University of Texas officials project that this fall's entering freshman class could be the largest in school history, with universitywide enrollment potentially ranking second-largest.
The surge in enrollment comes as the Austin flagship is striving to raise four-year graduation rates dramatically, from 50.9 percent for the class of 2011 to 70 percent for this fall's entering freshmen. A larger student body makes that task all the more challenging because of the need to ensure that students can get into the classes they need to avoid detours on the road to a cap and gown.
Officials expect about 8,000 freshmen to enroll this fall, up from 7,149 last year. A record 7,935 students enrolled in 2002.
"It's going to be a close call," Kedra Ishop, vice provost and director of admissions, said Tuesday. "I don't often wish for second, but this might be the time."
Officials are projecting total enrollment of 51,500, second to 52,261 in 2002. Firmer figures won't be compiled until the 12th day of the fall semester.
In a 2010 post on his blog, "Tower Talk," UT President Bill Powers said of enrollment, "When we exceed 50,000, we aggravate a serious shortage of undergraduate laboratory space for classes our students need to graduate."
For example, engineering students need to take a physics lab in the spring of their freshman year to stay on track to graduate in four years, and health professional majors need a chemistry lab in that semester.

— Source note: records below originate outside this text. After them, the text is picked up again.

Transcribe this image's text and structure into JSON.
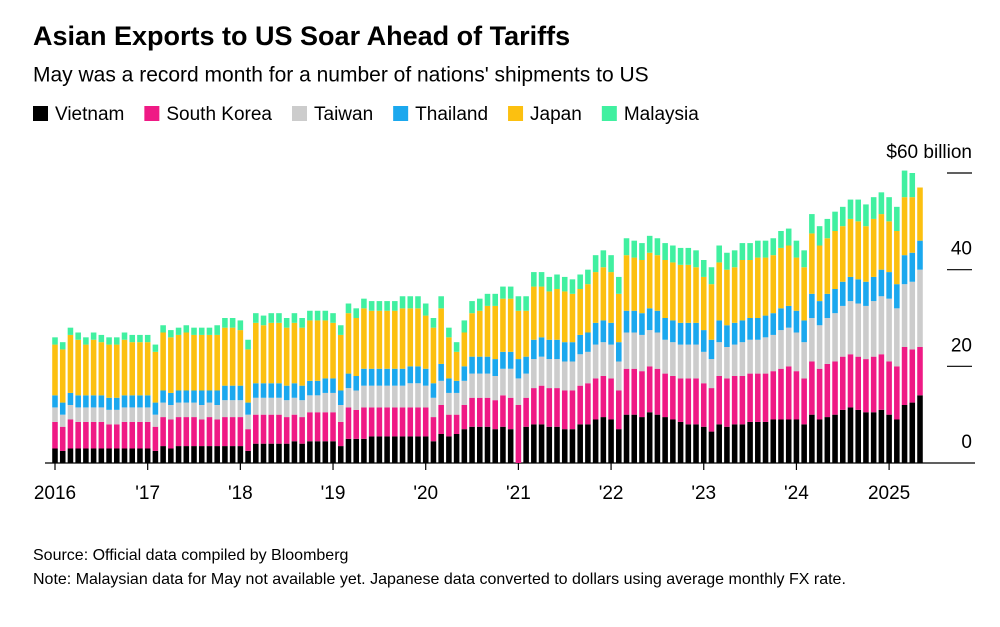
{
  "chart_data": {
    "type": "stacked_bar",
    "title": "Asian Exports to US Soar Ahead of Tariffs",
    "subtitle": "May was a record month for a number of nations' shipments to US",
    "source": "Source: Official data compiled by Bloomberg",
    "note": "Note: Malaysian data for May not available yet. Japanese data converted to dollars using average monthly FX rate.",
    "categories": [
      "2016",
      null,
      null,
      null,
      null,
      null,
      null,
      null,
      null,
      null,
      null,
      null,
      "'17",
      null,
      null,
      null,
      null,
      null,
      null,
      null,
      null,
      null,
      null,
      null,
      "'18",
      null,
      null,
      null,
      null,
      null,
      null,
      null,
      null,
      null,
      null,
      null,
      "'19",
      null,
      null,
      null,
      null,
      null,
      null,
      null,
      null,
      null,
      null,
      null,
      "'20",
      null,
      null,
      null,
      null,
      null,
      null,
      null,
      null,
      null,
      null,
      null,
      "'21",
      null,
      null,
      null,
      null,
      null,
      null,
      null,
      null,
      null,
      null,
      null,
      "'22",
      null,
      null,
      null,
      null,
      null,
      null,
      null,
      null,
      null,
      null,
      null,
      "'23",
      null,
      null,
      null,
      null,
      null,
      null,
      null,
      null,
      null,
      null,
      null,
      "'24",
      null,
      null,
      null,
      null,
      null,
      null,
      null,
      null,
      null,
      null,
      null,
      "2025",
      null,
      null,
      null,
      null
    ],
    "ylim": [
      0,
      60
    ],
    "yticks": [
      0,
      20,
      40,
      {
        "value": 60,
        "label": "$60 billion"
      }
    ],
    "legend": "top-left",
    "series": [
      {
        "name": "Vietnam",
        "color": "#000000",
        "values": [
          3,
          2.5,
          3,
          3,
          3,
          3,
          3,
          3,
          3,
          3,
          3,
          3,
          3,
          2.5,
          3.5,
          3,
          3.5,
          3.5,
          3.5,
          3.5,
          3.5,
          3.5,
          3.5,
          3.5,
          3.5,
          2.5,
          4,
          4,
          4,
          4,
          4,
          4.5,
          4,
          4.5,
          4.5,
          4.5,
          4.5,
          3.5,
          5,
          5,
          5,
          5.5,
          5.5,
          5.5,
          5.5,
          5.5,
          5.5,
          5.5,
          5.5,
          4.5,
          6,
          5.5,
          6,
          7,
          7.5,
          7.5,
          7.5,
          7,
          7.5,
          7,
          null,
          7.5,
          8,
          8,
          7.5,
          7.5,
          7,
          7,
          8,
          8,
          9,
          9.5,
          9,
          7,
          10,
          10,
          9.5,
          10.5,
          10,
          9.5,
          9,
          8.5,
          8,
          8,
          7.5,
          6.5,
          8,
          7.5,
          8,
          8,
          8.5,
          8.5,
          8.5,
          9,
          9,
          9,
          9,
          8,
          10,
          9,
          9.5,
          10,
          11,
          11.5,
          11,
          10.5,
          10.5,
          11,
          10,
          9,
          12,
          12.5,
          14
        ]
      },
      {
        "name": "South Korea",
        "color": "#ef1a85",
        "values": [
          5.5,
          5,
          6,
          5.5,
          5.5,
          5.5,
          5.5,
          5,
          5,
          5.5,
          5.5,
          5.5,
          5.5,
          5,
          6,
          6,
          6,
          6,
          6,
          5.5,
          6,
          5.5,
          6,
          6,
          6,
          4.5,
          6,
          6,
          6,
          6,
          5.5,
          5.5,
          5.5,
          6,
          6,
          6,
          6,
          5,
          6.5,
          6,
          6.5,
          6,
          6,
          6,
          6,
          6,
          6,
          6,
          6,
          5,
          6,
          4.5,
          4,
          5,
          6,
          6,
          6,
          6,
          6.5,
          6.5,
          12,
          6,
          7.5,
          8,
          8,
          8,
          8,
          8,
          8,
          8.5,
          8.5,
          8.5,
          8.5,
          8,
          9.5,
          9.5,
          9.5,
          9.5,
          9.5,
          9,
          9,
          9,
          9.5,
          9.5,
          9,
          9,
          10,
          10,
          10,
          10,
          10,
          10,
          10,
          10,
          10.5,
          11,
          10,
          9.5,
          11,
          10.5,
          11,
          11,
          11,
          11,
          11,
          11,
          11.5,
          11.5,
          11,
          11,
          12,
          11,
          10
        ]
      },
      {
        "name": "Taiwan",
        "color": "#cccccc",
        "values": [
          3,
          2.5,
          3,
          3,
          3,
          3,
          3,
          3,
          3,
          3,
          3,
          3,
          3,
          2.5,
          3,
          3,
          3,
          3,
          3,
          3,
          3,
          3,
          3.5,
          3.5,
          3.5,
          3,
          3.5,
          3.5,
          3.5,
          3.5,
          3.5,
          3.5,
          3.5,
          3.5,
          3.5,
          4,
          4,
          3.5,
          4,
          4,
          4.5,
          4.5,
          4.5,
          4.5,
          4.5,
          4.5,
          5,
          5,
          4.5,
          4,
          5,
          4.5,
          4.5,
          5,
          5,
          5,
          5,
          5,
          5.5,
          6,
          5.5,
          5,
          6,
          6,
          6,
          6,
          6,
          6,
          6.5,
          6.5,
          7,
          7,
          7,
          6,
          7.5,
          7.5,
          7.5,
          7.5,
          7.5,
          7,
          7,
          7,
          7,
          7,
          6.5,
          6,
          7,
          6.5,
          6.5,
          7,
          7,
          7,
          7.5,
          7.5,
          8,
          8,
          8,
          7.5,
          9,
          9,
          9.5,
          10,
          10.5,
          11,
          11,
          11,
          11.5,
          12,
          13,
          12,
          13,
          14,
          16
        ]
      },
      {
        "name": "Thailand",
        "color": "#1ba8ee",
        "values": [
          2.5,
          2.5,
          2.5,
          2.5,
          2.5,
          2.5,
          2.5,
          2.5,
          2.5,
          2.5,
          2.5,
          2.5,
          2.5,
          2.5,
          2.5,
          2.5,
          2.5,
          2.5,
          2.5,
          3,
          2.5,
          3,
          3,
          3,
          3,
          2.5,
          3,
          3,
          3,
          3,
          3,
          3,
          3,
          3,
          3,
          3,
          3,
          3,
          3,
          3,
          3.5,
          3.5,
          3.5,
          3.5,
          3.5,
          3.5,
          3.5,
          3.5,
          3.5,
          3,
          3.5,
          3,
          2.5,
          3,
          3.5,
          3.5,
          3.5,
          3.5,
          3.5,
          3.5,
          4,
          3.5,
          4,
          4,
          4,
          4,
          4,
          4,
          4,
          4,
          4.5,
          4.5,
          4.5,
          4,
          4.5,
          4.5,
          4.5,
          4.5,
          4.5,
          4.5,
          4.5,
          4.5,
          4.5,
          4.5,
          4.5,
          4,
          4.5,
          4.5,
          4.5,
          4.5,
          4.5,
          4.5,
          4.5,
          4.5,
          4.5,
          4.5,
          4.5,
          4.5,
          5,
          5,
          5,
          5,
          5,
          5,
          5,
          5,
          5,
          5.5,
          5.5,
          5,
          6,
          6,
          6
        ]
      },
      {
        "name": "Japan",
        "color": "#fcc010",
        "values": [
          10.5,
          11,
          12,
          11.5,
          10.5,
          11.5,
          11,
          11,
          11,
          11.5,
          11,
          11,
          11,
          10.5,
          12,
          11.5,
          11.5,
          12,
          11.5,
          11.5,
          11.5,
          11.5,
          12,
          12,
          11.5,
          11,
          12.5,
          12,
          12.5,
          12.5,
          12,
          12.5,
          12,
          12.5,
          12.5,
          12,
          11.5,
          11.5,
          12.5,
          12,
          12.5,
          12,
          12,
          12,
          12,
          12.5,
          12,
          12,
          11,
          11.5,
          11.5,
          8.5,
          6,
          7,
          9,
          9.5,
          10.5,
          11,
          11,
          11,
          10,
          9.5,
          11,
          10.5,
          10,
          10.5,
          10.5,
          10,
          9.5,
          10,
          10.5,
          11,
          10.5,
          10,
          11.5,
          11,
          11,
          11.5,
          11.5,
          12,
          12,
          12,
          12,
          11.5,
          11,
          11.5,
          12,
          11.5,
          11.5,
          12.5,
          12,
          12.5,
          12,
          12,
          12.5,
          12.5,
          11,
          11,
          12.5,
          11.5,
          11.5,
          12,
          11.5,
          12,
          12,
          11.5,
          12,
          11.5,
          10.5,
          11,
          12,
          11.5,
          11
        ]
      },
      {
        "name": "Malaysia",
        "color": "#40f0a0",
        "values": [
          1.5,
          1.5,
          1.5,
          1.5,
          1.5,
          1.5,
          1.5,
          1.5,
          1.5,
          1.5,
          1.5,
          1.5,
          1.5,
          1.5,
          1.5,
          1.5,
          1.5,
          1.5,
          1.5,
          1.5,
          1.5,
          2,
          2,
          2,
          2,
          2,
          2,
          2,
          2,
          2,
          2,
          2,
          2,
          2,
          2,
          2,
          2,
          2,
          2,
          2,
          2,
          2,
          2,
          2,
          2,
          2.5,
          2.5,
          2.5,
          2.5,
          2,
          2.5,
          2,
          2,
          2.5,
          2.5,
          2.5,
          2.5,
          2.5,
          2.5,
          2.5,
          3,
          3,
          3,
          3,
          3,
          3,
          3,
          3,
          3,
          3,
          3.5,
          3.5,
          3.5,
          3.5,
          3.5,
          3.5,
          3.5,
          3.5,
          3.5,
          3.5,
          3.5,
          3.5,
          3.5,
          3.5,
          3.5,
          3.5,
          3.5,
          3.5,
          3.5,
          3.5,
          3.5,
          3.5,
          3.5,
          3.5,
          3.5,
          3.5,
          3.5,
          3.5,
          4,
          4,
          4,
          4,
          4,
          4,
          4.5,
          4.5,
          4.5,
          4.5,
          5,
          5,
          5.5,
          5,
          null
        ]
      }
    ]
  }
}
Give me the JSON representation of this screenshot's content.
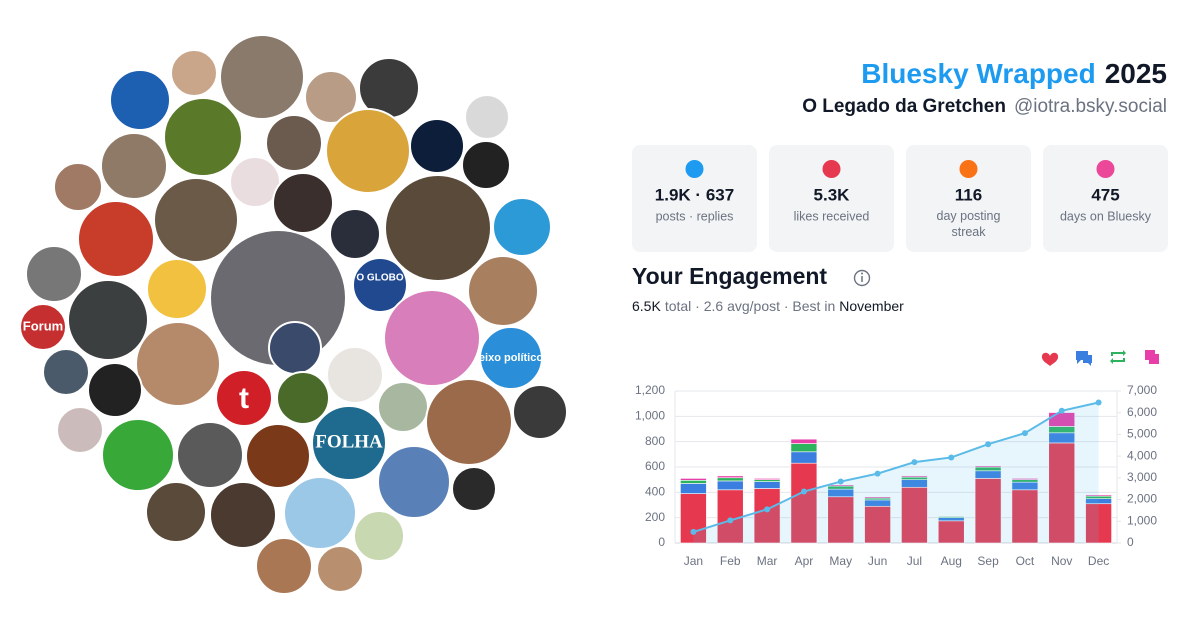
{
  "header": {
    "title": "Bluesky Wrapped",
    "year": "2025",
    "name": "O Legado da Gretchen",
    "handle": "@iotra.bsky.social"
  },
  "avatar_texts": [
    "Forum",
    "O GLOBO",
    "FOLHA",
    "t",
    "eixo político"
  ],
  "stats": [
    {
      "value": "1.9K · 637",
      "label": "posts · replies"
    },
    {
      "value": "5.3K",
      "label": "likes received"
    },
    {
      "value": "116",
      "label": "day posting streak"
    },
    {
      "value": "475",
      "label": "days on Bluesky"
    }
  ],
  "engagement": {
    "title": "Your Engagement",
    "total": "6.5K",
    "summary": "total · 2.6 avg/post · Best in",
    "best": "November"
  },
  "chart_data": {
    "type": "bar",
    "stacked": true,
    "categories": [
      "Jan",
      "Feb",
      "Mar",
      "Apr",
      "May",
      "Jun",
      "Jul",
      "Aug",
      "Sep",
      "Oct",
      "Nov",
      "Dec"
    ],
    "series": [
      {
        "color": "#e63950",
        "values": [
          390,
          420,
          430,
          630,
          365,
          290,
          440,
          175,
          510,
          420,
          790,
          310
        ]
      },
      {
        "color": "#3a7fe0",
        "values": [
          80,
          70,
          55,
          90,
          60,
          50,
          60,
          25,
          60,
          60,
          80,
          40
        ]
      },
      {
        "color": "#2db35d",
        "values": [
          25,
          25,
          15,
          65,
          25,
          15,
          20,
          10,
          30,
          20,
          50,
          20
        ]
      },
      {
        "color": "#e83ea8",
        "values": [
          15,
          15,
          10,
          35,
          10,
          10,
          10,
          5,
          10,
          10,
          110,
          10
        ]
      },
      {
        "type": "line",
        "axis": "y2",
        "color": "#5bbbe8",
        "values": [
          510,
          1040,
          1550,
          2370,
          2830,
          3195,
          3725,
          3940,
          4550,
          5060,
          6090,
          6470
        ]
      }
    ],
    "ylim": [
      0,
      1200
    ],
    "yticks": [
      0,
      200,
      400,
      600,
      800,
      {
        "value": 1000,
        "label": "1,000"
      },
      {
        "value": 1200,
        "label": "1,200"
      }
    ],
    "y2lim": [
      0,
      7000
    ],
    "y2ticks": [
      0,
      {
        "value": 1000,
        "label": "1,000"
      },
      {
        "value": 2000,
        "label": "2,000"
      },
      {
        "value": 3000,
        "label": "3,000"
      },
      {
        "value": 4000,
        "label": "4,000"
      },
      {
        "value": 5000,
        "label": "5,000"
      },
      {
        "value": 6000,
        "label": "6,000"
      },
      {
        "value": 7000,
        "label": "7,000"
      }
    ],
    "grid": true
  }
}
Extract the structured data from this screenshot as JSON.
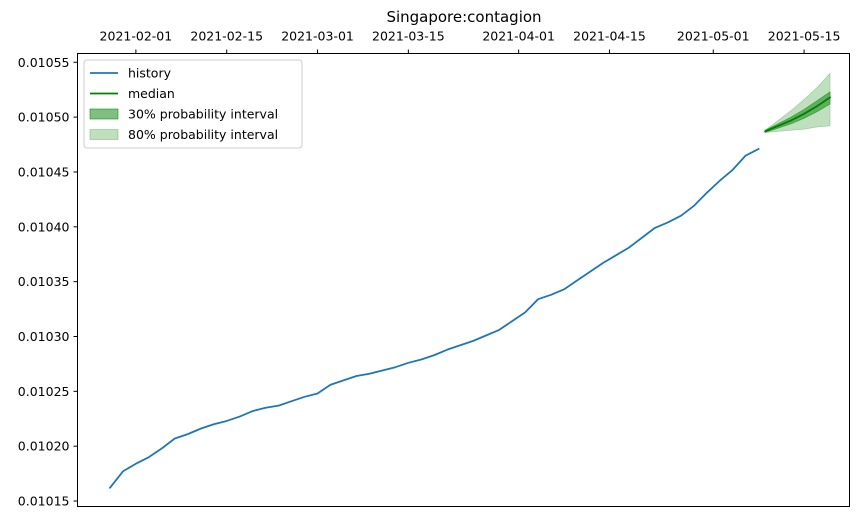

But David Laude, senior vice provost of enrollment and graduation management, said the university is now well-prepared to accommodate the increased demand. Lab space and faculty assignments have been adjusted in the past three years as enrollment has hovered around 51,000.
"It's a large university," Laude said. "We have resources to redistribute as we need to take care of the students. As they come through orientation now, they're all getting the seats they need in their courses."
Some of the increase in enrollment is by design, and some is unexpected.
In recent years, freshman enrollment has hovered around 7,200. Officials decided this year to shoot for a class of 7,400 to 7,600, to accommodate some well-qualified students who are not entitled to automatic admission under state law by virtue of class rank, Ishop said. In addition, officials stepped up recruitment efforts aimed at getting sought-after students to enroll — for example, by placing phone calls to them.
But assembling a freshman class is not an exact science, Ishop said. The university offered admission to 16,560 applicants, and 8,484 have signaled their intention to enroll by submitting a $200 deposit. Of the 8,484, about 8,000 are expected to enroll. The drop-off, known as the "summer melt," is largely a function of some students deciding to attend another school.
Besides offers from other schools, various considerations play into students' decisions on whether to enroll, including cost, financial aid, family considerations and, as Ishop put it, "the whims of 17- and 18-year-olds."